Opinião: Baltimore e a impotência das autoridades dos EUA

Polícia e políticos assistiram passivos a confrontos e destruição. Para o correspondente da DW em Washington, Miodrag Soric, caos na cidade americana é fruto da incapacidade do governo de lidar com problemas sociais.

Em Baltimore, lojas pegam fogo, carros são incendiados, manifestantes atiram pedras nos policiais. Não, não há desculpa para tal violência. Nem mesmo a morte do jovem negro Freddie Gray, há quase uma semana. O rapaz, de 25 anos, morreu após ser preso, em circunstâncias ainda não esclarecidas. Os policiais responsáveis foram suspensos. Eles podem ser processados. Mas isso pode demorar.

Revoltada, a população de Baltimore não quis esperar tanto tempo. Logo após o funeral de Gray, centenas manifestantes se reuniram, provocando tumulto. A polícia afirma que tentou acalmar a situação. Na verdade, assistiu por muito tempo, impotente, enquanto vândalos de pilhavam e incendiavam.

Somente depois de horas o governador de Maryland, Larry Hogan, decretou estado de emergência e convocou a Guarda Nacional. Tarde demais, na opinião de muitos americanos, que testemunharam a destruição através da mídia. Helicópteros com câmeras de TV circularam, como falcões, pelos bairros afetados.

Agora está claro: muitos criminosos mascarados vão sair impunes. Especialmente aqueles que chegaram à cidade, vindos de outras partes dos Estados Unidos, com a intenção única de promover o tumulto. Caso seja possível prendê-los, eles têm que sentir a força da lei. Eles não podem é ser maltratados na prisão, como Eric Garner, em Nova York. E, provavelmente, também Freddie Gray, em Baltimore.
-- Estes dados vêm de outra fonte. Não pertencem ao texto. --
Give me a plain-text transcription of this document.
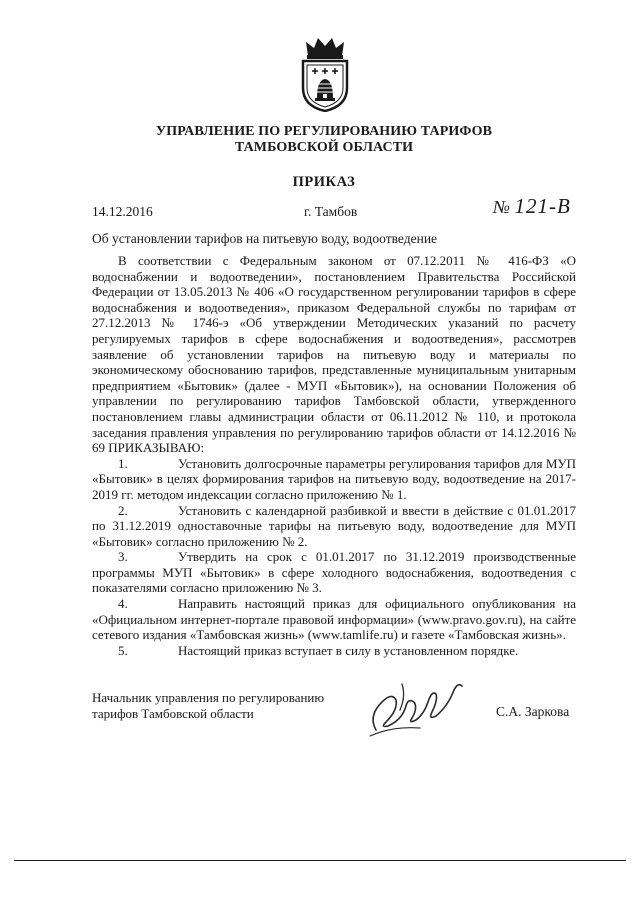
✚ ✚ ✚
УПРАВЛЕНИЕ ПО РЕГУЛИРОВАНИЮ ТАРИФОВ
ТАМБОВСКОЙ ОБЛАСТИ
ПРИКАЗ
14.12.2016	г. Тамбов	№ 121-В
Об установлении тарифов на питьевую воду, водоотведение

В соответствии с Федеральным законом от 07.12.2011 № 416-ФЗ «О водоснабжении и водоотведении», постановлением Правительства Российской Федерации от 13.05.2013 № 406 «О государственном регулировании тарифов в сфере водоснабжения и водоотведения», приказом Федеральной службы по тарифам от 27.12.2013 № 1746-э «Об утверждении Методических указаний по расчету регулируемых тарифов в сфере водоснабжения и водоотведения», рассмотрев заявление об установлении тарифов на питьевую воду и материалы по экономическому обоснованию тарифов, представленные муниципальным унитарным предприятием «Бытовик» (далее - МУП «Бытовик»), на основании Положения об управлении по регулированию тарифов Тамбовской области, утвержденного постановлением главы администрации области от 06.11.2012 № 110, и протокола заседания правления управления по регулированию тарифов области от 14.12.2016 № 69 ПРИКАЗЫВАЮ:

1.	Установить долгосрочные параметры регулирования тарифов для МУП «Бытовик» в целях формирования тарифов на питьевую воду, водоотведение на 2017-2019 гг. методом индексации согласно приложению № 1.

2.	Установить с календарной разбивкой и ввести в действие с 01.01.2017 по 31.12.2019 одноставочные тарифы на питьевую воду, водоотведение для МУП «Бытовик» согласно приложению № 2.

3.	Утвердить на срок с 01.01.2017 по 31.12.2019 производственные программы МУП «Бытовик» в сфере холодного водоснабжения, водоотведения с показателями согласно приложению № 3.

4.	Направить настоящий приказ для официального опубликования на «Официальном интернет-портале правовой информации» (www.pravo.gov.ru), на сайте сетевого издания «Тамбовская жизнь» (www.tamlife.ru) и газете «Тамбовская жизнь».

5.	Настоящий приказ вступает в силу в установленном порядке.

Начальник управления по регулированию
тарифов Тамбовской области	С.А. Заркова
No mais tardar, desde o último sábado a polícia já sabia que poderia haver distúrbios em Baltimore. Durante o dia, milhares de manifestantes se reuniram para protestar contra a violência policial excessiva – inicialmente, de forma pacífica. Mas à noite houve confrontos entre manifestantes e a polícia. Então, passou a estar claro: há arruaceiros na cidade, que precisam ser isolados.

Mas isso, aparentemente, não aconteceu. A desconfiança reina entre a polícia e os moradores de Baltimore. A situação é semelhante à de Ferguson, onde um adolescente negro desarmado foi morto a tiros no ano passado. Em ambas as cidades, os problemas sociais foram ignorados por décadas. O desemprego é alto entre os jovens. As escolas públicas são ruins. A política local não sabe o que fazer.

Obama pode mudar isso? A Casa Branca não fica sequer a uma hora de carro das casas e carros incendiados em Baltimore. Aqueles que conversam com os desordeiros, rapidamente percebem: eles não esperam nada do primeiro presidente negro na Casa Branca. Eles se sentem esquecidos também por ele.